Scientists 'Delete' Memories In Mice: How Victims Of PTSD, Trauma May Benefit From Forced Memory Loss
Scientists interested in studying memory have long known that humans are poor recorders of life experience. Very often we implant a “false memory” in our own brains, remembering things that never happened or, at least, recalling them differently. The darker side of human memory, however, are those memories we can’t forget. This has prompted scientists to investigate the possibility of someday deleting memories, allowing trauma victims and sufferers of post-traumatic stress disorder (PTSD) to erase their troubled pasts and regain clarity.
Experimenters routinely use mice in their tests of memory, as the differences between the two species are effectively nil at the desired level of brain activity. While it’s decidedly harder to transfer results between us and the lab-friendly rodent, mouse tests have offered a wealth of knowledge regarding brain function during memory formation, and subsequently, deletion.
One 2005 study, for example, found that medical-surgical patients given cortisol during their hospital stays experienced less frequent cases of PTSD, due to the way cortisol blocks the brain’s ability to access memories of fear.
One of the landmark findings occurred earlier this year, when scientists from Emory University, University of Miami, and Scripps Research Institute discovered that the chemical compound SR-8993 may have translational effects in humans based on research on mice under stress. SR-8993 pushes one, but not all, of the molecular buttons that control the brain’s response to certain opioids, such as morphine and oxycodone.
"At first glance, one might infer that the main mechanism by which morphine is working is through pain reduction, but our results lead us to think it could also be affecting the process of fear learning," Kerry Ressler, senior author and professor of psychiatry and behavioral sciences at Emory’s School of Medicine, said in a statement.
Study co-author Thomas Bannister, researcher and assistant professor of medicinal chemistry at Scripps Research Institute, added that an examination of mouse behavior would provide a reliable correlation to how human brains would respond under similar circumstances. "We hypothesized that the fear and anxiety component of addiction relapse may be related, in terms of brain chemistry, to the anxiety felt by PTSD patients,” he said.
After looking at which genes activated in the mice’s brains when researchers exposed them to stress — the mice were strapped to a small wooden board for two hours — the scientists introduced some of them to SR-8993. These mice, the researchers found, had impaired “fear memory consolidation.” They were less able to remember the traumatic experience as a result of the compound’s presence.
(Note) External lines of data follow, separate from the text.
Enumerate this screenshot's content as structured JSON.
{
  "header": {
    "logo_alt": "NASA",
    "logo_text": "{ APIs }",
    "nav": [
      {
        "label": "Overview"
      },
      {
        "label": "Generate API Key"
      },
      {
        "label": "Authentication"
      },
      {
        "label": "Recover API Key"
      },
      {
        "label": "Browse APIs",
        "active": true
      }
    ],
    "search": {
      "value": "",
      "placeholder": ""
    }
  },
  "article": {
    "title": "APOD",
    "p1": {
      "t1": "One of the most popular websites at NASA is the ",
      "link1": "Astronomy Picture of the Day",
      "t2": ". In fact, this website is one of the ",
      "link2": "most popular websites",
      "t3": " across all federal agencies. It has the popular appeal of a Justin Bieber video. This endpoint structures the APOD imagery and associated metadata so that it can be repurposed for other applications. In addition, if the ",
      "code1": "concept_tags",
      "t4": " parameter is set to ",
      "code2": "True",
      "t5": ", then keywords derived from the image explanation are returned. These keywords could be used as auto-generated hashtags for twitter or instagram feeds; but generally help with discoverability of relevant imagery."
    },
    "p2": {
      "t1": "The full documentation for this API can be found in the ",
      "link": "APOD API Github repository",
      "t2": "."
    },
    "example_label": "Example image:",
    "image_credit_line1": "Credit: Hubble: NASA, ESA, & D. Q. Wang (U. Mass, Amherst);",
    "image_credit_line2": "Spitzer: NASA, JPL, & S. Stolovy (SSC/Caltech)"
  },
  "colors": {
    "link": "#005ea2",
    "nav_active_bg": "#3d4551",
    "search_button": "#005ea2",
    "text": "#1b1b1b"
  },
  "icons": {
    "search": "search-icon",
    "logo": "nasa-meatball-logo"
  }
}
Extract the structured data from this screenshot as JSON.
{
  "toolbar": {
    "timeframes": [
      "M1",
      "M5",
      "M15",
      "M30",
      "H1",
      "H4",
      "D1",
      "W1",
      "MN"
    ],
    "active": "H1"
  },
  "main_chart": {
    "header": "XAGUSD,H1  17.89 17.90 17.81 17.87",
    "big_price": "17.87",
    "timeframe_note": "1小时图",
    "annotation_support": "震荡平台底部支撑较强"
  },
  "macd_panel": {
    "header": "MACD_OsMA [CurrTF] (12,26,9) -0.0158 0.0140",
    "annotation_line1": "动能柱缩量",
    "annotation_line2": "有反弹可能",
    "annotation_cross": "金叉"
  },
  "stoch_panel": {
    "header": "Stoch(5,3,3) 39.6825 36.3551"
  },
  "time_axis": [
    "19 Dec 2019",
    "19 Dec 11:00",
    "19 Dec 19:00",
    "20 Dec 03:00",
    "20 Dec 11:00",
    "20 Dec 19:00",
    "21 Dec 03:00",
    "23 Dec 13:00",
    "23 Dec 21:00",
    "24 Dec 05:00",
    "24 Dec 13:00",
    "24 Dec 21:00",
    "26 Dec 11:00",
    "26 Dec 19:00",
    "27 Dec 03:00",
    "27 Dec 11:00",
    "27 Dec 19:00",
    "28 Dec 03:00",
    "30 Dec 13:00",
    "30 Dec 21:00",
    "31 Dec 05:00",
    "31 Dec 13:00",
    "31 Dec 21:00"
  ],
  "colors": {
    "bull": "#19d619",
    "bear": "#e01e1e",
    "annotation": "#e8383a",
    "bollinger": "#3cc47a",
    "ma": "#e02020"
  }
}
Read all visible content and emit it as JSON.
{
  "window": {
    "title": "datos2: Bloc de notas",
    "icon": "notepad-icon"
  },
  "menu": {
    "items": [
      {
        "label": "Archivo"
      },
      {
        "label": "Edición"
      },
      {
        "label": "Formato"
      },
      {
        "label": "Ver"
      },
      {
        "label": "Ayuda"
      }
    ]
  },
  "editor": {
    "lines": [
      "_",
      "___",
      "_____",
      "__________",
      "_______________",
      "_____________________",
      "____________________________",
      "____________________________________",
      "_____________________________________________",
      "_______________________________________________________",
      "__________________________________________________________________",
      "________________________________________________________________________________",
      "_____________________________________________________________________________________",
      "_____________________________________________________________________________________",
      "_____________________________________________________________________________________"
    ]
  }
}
"We think SR-8993 is helping to promote a natural process that occurs after trauma, preventing fear learning from becoming over-represented and generalized," Ressler said, adding that SR-8993 works primarily in Oprl1 (opioid receptor-like 1) in the amygdala, the region of the brain responsible for fear learning. “Our model is that in PTSD, the Oprl1 system is serving as a brake on fear learning, but that brake is not working if prior trauma had occurred." In other words, mice were still able to experience fear from sounds and shocks, but the memories of those fears vanished within roughly two days. Mice that hadn’t been given the compound were prone to anxiety-like symptoms and fear, which the team likened to PTSD in humans.
This study holds promising implications for human treatment of PTSD. Scientists that can erase the fear of certain memories may even be able to replace the memory with a more desired false one. MIT researchers moved one step closer with their recent success in implanting memories into mice. Though the team instilled a fearful memory, the researchers suggested the brain’s unreliability could actually work in people’s favor. In other words, why not turn trauma into a false memory, one that is instead happier and pleasant. Given that 70 percent of adults in the U.S. have experienced at least one traumatic episode in their lives, or some 223.4 million people, it may be worth a shot.